AI Speech-to-Speech Voice Conversion for Captain Vagor Using ElevenLabs: Demo 1

Rose Luk
Jun 17
4 min read

Updated: Sep 1

As artificial intelligence-driven media workflows become increasingly common, transparency around how these tools are used is essential. In this post, we'll look at how I used ElevenLabs' Speech-to-Speech AI voice technology in one of our recent content marketing videos.

Table of Contents:

Voice Model Design
Source Audio Recording
AI Speech-to-Speech Conversion Process
Output Handling
Performance Evaluation
Use Case Transparency
AI Speech-to-Speech Production Benefits
Conclusion

Voice Model Design

Before this project, I had already created a custom AI voice model that matched our target creative criteria for Captain Vagor: deep resonance, aged vocal texture, slight inhuman timbral qualities, and consistent intelligibility. It was created via text-based prompt engineering and iterative refinement with ElevenLabs’ Voice Design tool. This voice model is now part of our standardized voice assets for the Lyone Tropic fictional universe and will be used across multiple content pieces to ensure character continuity.

Source Audio Recording

The source audio used in this specific demo was recorded as part of a short-form vertical video production. The original recording was performed by me, delivering Vagor’s dialogue in Modern Albbonyan (English) using an artificial accent designed to mimic how non-native Modern Albbonyan speakers from Jaxol and Eave sound when speaking the language.

We captured this recording using a solid-state condenser microphone connected to a 24-bit / 192kHz audio interface. No post-processing was applied before the AI conversion process. The captured audio remained raw, with no equalization, compression, noise reduction, or dynamic range processing applied.

AI Speech-to-Speech Conversion Process

It is worth noting that speech-to-speech voice conversion is distinct from traditional text-to-speech synthesis. Instead of generating speech from written text, the system takes a human speech recording as input. It uses this input to extract prosodic features, timing, and expression, while re-rendering the acoustic output using the target voice model’s spectral characteristics.

In technical terms, ElevenLabs Speech-to-Speech employs deep neural networks trained to perform high-fidelity voice conversion. It preserves the original temporal structure and emotional delivery while performing voice identity substitution. The model uses techniques such as autoregressive modeling, prosody transfer, and neural vocoding to produce realistic speech in the target voice.

For this video, we uploaded the raw human recording directly into the ElevenLabs platform, selected the pre-designed Vagor voice model, and ran the speech-to-speech conversion pipeline.

Output Handling

The output of the speech-to-speech conversion was exported in WAV format. The voice used in the final published social media video was the direct speech-to-speech output with no additional EQ, compression, reverb, or enhancement. This allows viewers and listeners to hear an unaltered example of the current state of ElevenLabs Speech-to-Speech technology.

Performance Evaluation

From a technical perspective, the speech-to-speech conversion process met key quality benchmarks.
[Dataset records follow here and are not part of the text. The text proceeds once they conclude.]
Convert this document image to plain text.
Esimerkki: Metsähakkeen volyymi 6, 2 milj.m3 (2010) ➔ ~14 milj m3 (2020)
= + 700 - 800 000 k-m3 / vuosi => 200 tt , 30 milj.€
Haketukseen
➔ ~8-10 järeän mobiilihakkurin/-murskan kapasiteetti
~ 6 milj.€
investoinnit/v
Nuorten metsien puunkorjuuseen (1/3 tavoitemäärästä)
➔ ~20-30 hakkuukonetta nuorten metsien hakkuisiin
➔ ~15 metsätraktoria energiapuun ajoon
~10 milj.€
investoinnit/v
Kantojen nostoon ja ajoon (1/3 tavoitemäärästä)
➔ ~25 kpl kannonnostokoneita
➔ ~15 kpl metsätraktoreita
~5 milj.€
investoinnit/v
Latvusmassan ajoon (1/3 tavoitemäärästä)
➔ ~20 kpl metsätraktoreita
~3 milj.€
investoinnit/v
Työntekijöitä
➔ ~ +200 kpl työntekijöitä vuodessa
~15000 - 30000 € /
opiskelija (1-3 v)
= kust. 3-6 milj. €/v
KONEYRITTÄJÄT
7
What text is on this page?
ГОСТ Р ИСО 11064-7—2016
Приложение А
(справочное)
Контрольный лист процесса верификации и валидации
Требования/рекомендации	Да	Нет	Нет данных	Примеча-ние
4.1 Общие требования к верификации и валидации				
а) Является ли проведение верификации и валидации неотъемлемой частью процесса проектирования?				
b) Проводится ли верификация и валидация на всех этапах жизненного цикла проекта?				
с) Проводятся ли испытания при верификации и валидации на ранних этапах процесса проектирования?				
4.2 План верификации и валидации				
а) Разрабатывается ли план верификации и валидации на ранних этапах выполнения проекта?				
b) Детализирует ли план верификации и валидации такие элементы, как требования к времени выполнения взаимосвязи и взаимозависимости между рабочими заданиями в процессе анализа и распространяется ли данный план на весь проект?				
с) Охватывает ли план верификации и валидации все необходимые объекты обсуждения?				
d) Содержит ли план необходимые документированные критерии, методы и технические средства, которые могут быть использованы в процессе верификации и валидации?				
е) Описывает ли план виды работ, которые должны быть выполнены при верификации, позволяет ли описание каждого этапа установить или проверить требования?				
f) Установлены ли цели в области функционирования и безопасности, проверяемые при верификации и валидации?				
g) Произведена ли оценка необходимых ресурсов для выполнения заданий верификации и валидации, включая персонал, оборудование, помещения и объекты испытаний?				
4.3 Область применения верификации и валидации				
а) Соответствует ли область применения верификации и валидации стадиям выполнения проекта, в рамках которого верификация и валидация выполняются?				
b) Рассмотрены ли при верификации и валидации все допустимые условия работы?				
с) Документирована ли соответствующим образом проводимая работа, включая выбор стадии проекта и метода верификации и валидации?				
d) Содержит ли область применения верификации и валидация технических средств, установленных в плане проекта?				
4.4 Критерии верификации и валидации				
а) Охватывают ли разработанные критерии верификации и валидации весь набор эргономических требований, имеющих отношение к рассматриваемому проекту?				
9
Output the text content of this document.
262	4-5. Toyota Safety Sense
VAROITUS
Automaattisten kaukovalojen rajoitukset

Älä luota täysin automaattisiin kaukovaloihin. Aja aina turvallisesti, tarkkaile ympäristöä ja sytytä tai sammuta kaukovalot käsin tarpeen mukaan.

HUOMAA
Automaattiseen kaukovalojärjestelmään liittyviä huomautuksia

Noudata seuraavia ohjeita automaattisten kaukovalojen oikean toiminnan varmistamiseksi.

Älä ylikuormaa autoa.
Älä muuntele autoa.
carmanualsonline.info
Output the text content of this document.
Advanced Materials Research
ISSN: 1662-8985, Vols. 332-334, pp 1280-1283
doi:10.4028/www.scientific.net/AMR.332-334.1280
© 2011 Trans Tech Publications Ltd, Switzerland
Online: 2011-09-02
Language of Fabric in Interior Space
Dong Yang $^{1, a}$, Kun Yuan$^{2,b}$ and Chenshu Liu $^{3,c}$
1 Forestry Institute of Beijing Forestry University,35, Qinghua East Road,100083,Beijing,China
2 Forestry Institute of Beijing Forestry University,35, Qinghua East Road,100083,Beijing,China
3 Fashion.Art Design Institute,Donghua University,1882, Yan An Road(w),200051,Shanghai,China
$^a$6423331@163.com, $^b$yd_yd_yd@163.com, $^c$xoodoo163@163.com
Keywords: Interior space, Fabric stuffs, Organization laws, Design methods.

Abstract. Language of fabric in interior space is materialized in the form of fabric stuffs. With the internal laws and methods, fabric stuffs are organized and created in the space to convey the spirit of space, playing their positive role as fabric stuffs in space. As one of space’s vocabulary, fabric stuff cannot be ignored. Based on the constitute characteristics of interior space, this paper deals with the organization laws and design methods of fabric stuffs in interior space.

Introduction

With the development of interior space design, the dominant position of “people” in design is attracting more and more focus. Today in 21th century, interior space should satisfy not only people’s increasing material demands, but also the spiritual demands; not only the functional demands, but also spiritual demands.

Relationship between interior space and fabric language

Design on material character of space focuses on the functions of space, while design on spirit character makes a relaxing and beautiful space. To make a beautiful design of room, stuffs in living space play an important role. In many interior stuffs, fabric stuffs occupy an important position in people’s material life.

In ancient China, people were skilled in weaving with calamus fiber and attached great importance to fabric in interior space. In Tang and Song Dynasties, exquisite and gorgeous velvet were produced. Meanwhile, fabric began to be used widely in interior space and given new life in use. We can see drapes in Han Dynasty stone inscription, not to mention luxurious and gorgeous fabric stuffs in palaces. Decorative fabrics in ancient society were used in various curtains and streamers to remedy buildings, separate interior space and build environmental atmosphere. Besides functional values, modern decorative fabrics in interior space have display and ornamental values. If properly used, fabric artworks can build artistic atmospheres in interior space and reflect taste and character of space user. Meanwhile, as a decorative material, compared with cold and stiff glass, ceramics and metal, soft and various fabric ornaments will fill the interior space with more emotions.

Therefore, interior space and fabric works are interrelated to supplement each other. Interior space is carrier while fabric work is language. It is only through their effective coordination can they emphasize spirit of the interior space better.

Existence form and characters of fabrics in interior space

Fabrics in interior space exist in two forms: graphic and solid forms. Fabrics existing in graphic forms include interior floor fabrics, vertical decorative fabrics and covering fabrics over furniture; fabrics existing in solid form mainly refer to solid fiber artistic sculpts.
First, it accurately preserved the timing, phrasing, and expressive dynamics of the original performance. Prosodic alignment was extremely close between the recording of my voice and the AI output.

Second, the timbral transformation was complete and consistent with the designed Captain Vagor voice model. The system effectively altered the spectral envelope, harmonic content, and vocal tract characteristics to match the AI voice identity without distorting intelligibility or introducing phonetic errors. There was no evidence of voice blending or identity leakage from the source speaker. The resulting audio maintained a consistent voice signature across multiple phrases and tone shifts.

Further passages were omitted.